屋敷の造りはどこも同じようなものだと、客室が多く設けられている区域を目指した。
「はぁっ、はあっ……!!」
(舞の息があがってるな…)
抱えて走ろうかという頃に、やっと客間が並んでいる場所に到着した。
兼続「もうすぐだ。奥へ向かうぞ」
「はぁっ、は、い……!」
手前にずらりと並んでいるのは一般客用の客間、その奥に進めば付き人や女中にあてがわれる質素な部屋があるはずだ。

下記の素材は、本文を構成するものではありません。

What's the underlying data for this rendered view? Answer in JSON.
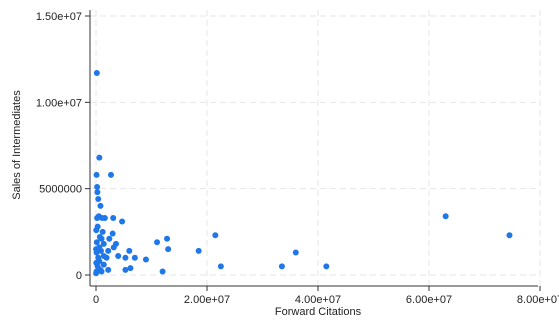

身分のある女が逃げ込みそうにない場所で、さらに周りに部屋がたくさんあるとなれば見つけられるまでの時間も稼げるだろう。
兼続「ここだ、早く入れっ」
男達を振り切ったところで部屋になだれこんだ。
なるべく音をたてないように押し入れを開けると、察した舞が中に飛び込み、後から続くだろう俺を振り返った。
兼続「そこに隠れていろ」
「兼続さんは!?」
兼続「男達を陽動してくる」
「っ、………!わかりました」
不安でいっぱいといった顔だが、聞き分けの良い返事をした。
襦袢1枚で隠れているところを見つかったらひとたまりもないが、何もせず二人で隠れたら包囲される可能性があった。
兼続「なるべく早く戻る」
「はいっ…!待ってます」
ほっそりとした手が布団の隙間を縫って差し出され、俺は無事を祈って強く握り返した。